Examples that belong in spec:
- a new docs writing convention
- a command contract or status transition rule
- a platform-specific gotcha
- a testing pattern that prevents a repeated bug
Examples that do not belong in spec:
- one-off task details
- temporary notes about this implementation
- facts that only matter to the current PRD
Task-local facts stay in .trellis/tasks/<task>/; stable team rules move to .trellis/spec/.
11. The main session drives the work commit
The commit boundary is separate from implementation and separate from /trellis:finish-work.
In Phase 3.4, the main session:
- Reads
git status --porcelain.
- Separates files changed in this task from unrelated dirty files.
- Groups task files into logical commits.
- Prints the proposed commit plan.
- Waits for one user confirmation.
- Runs
git add and git commit for the approved batches.
The main session does not push. It also does not silently include unrelated dirty files.
For docs-site changes, there is often a submodule boundary:
- Commit inside
docs-site/.
- Return to the parent repository.
- Commit the updated
docs-site submodule pointer.
12. /trellis:finish-work archives and journals
Only after the work commit exists should /trellis:finish-work run.

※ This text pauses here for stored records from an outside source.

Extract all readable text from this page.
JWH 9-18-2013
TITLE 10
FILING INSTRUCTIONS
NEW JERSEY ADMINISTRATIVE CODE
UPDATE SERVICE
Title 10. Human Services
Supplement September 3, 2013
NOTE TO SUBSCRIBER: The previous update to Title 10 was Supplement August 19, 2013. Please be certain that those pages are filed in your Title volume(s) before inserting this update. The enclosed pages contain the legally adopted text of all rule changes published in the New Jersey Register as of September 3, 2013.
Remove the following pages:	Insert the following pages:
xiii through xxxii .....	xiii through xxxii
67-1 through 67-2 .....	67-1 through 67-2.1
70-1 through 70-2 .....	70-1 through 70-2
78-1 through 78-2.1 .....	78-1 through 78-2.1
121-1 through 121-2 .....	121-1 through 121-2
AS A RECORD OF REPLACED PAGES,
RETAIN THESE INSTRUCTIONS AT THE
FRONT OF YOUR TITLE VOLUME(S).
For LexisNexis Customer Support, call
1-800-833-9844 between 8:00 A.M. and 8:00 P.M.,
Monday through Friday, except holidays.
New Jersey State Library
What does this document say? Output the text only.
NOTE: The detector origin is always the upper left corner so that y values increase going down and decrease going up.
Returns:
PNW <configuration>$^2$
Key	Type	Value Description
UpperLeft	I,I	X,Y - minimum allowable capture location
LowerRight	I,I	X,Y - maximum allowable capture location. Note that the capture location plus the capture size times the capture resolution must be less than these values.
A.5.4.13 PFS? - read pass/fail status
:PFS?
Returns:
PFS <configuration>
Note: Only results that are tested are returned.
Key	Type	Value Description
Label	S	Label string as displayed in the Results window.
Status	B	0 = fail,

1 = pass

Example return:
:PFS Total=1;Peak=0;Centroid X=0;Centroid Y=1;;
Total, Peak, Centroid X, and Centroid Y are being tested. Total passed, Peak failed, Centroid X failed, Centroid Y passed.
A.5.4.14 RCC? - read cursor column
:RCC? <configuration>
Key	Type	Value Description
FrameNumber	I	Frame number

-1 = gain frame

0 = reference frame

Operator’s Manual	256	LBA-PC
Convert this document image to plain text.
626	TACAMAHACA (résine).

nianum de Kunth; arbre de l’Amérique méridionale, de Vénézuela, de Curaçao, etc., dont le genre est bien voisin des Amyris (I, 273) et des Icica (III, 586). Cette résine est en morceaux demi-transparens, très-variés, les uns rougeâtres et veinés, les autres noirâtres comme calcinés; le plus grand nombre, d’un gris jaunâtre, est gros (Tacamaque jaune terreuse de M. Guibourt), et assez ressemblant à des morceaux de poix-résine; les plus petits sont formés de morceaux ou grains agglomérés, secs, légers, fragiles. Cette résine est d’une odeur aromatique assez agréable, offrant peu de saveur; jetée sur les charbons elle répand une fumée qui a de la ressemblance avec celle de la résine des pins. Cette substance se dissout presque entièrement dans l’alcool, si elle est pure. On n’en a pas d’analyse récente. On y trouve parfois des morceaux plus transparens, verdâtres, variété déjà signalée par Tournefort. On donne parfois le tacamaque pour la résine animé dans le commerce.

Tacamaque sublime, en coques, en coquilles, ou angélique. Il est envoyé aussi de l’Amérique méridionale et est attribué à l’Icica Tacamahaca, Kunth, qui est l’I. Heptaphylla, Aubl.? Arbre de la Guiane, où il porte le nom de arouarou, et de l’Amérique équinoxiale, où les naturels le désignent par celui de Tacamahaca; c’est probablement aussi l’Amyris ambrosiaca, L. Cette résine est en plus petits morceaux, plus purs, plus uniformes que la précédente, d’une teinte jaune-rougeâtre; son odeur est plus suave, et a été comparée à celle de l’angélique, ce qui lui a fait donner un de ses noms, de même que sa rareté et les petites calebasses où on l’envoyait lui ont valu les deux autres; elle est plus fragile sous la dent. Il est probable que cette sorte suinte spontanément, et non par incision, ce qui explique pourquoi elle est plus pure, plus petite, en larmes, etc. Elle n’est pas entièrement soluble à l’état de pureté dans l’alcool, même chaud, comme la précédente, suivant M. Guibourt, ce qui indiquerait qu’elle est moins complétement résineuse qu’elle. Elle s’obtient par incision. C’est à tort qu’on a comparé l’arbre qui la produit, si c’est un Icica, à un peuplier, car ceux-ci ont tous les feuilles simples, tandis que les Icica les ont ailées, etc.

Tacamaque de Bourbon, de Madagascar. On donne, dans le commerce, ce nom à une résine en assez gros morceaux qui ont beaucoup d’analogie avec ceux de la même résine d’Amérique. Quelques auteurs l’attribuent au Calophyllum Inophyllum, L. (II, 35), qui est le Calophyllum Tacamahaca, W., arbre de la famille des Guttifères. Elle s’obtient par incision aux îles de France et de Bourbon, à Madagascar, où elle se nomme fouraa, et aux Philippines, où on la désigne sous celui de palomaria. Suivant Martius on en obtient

/trellis:finish-work does bookkeeping:
- refuses to run if the working tree is still dirty
- archives the task under
.trellis/tasks/archive/YYYY-MM/
- appends the session summary to
.trellis/workspace/<developer>/journal-N.md
- updates workspace indexes
It is not the command that commits feature code.
What survives the session
After the flow completes, durable state lives in files:
| Stored in | What survives |
|---|
.trellis/tasks/<task>/ | PRD, research, context manifests, metadata, and archived task history. |
.trellis/spec/ | Team conventions and reusable lessons. |
.trellis/workspace/<developer>/ | Developer journals and cross-session notes. |
| Git commits | Reviewable units of code, docs, spec, archive, and journal changes. |
The next AI session reads the repository state again. It does not need the previous chat transcript to know what the task was, what specs apply, or what workflow step comes next.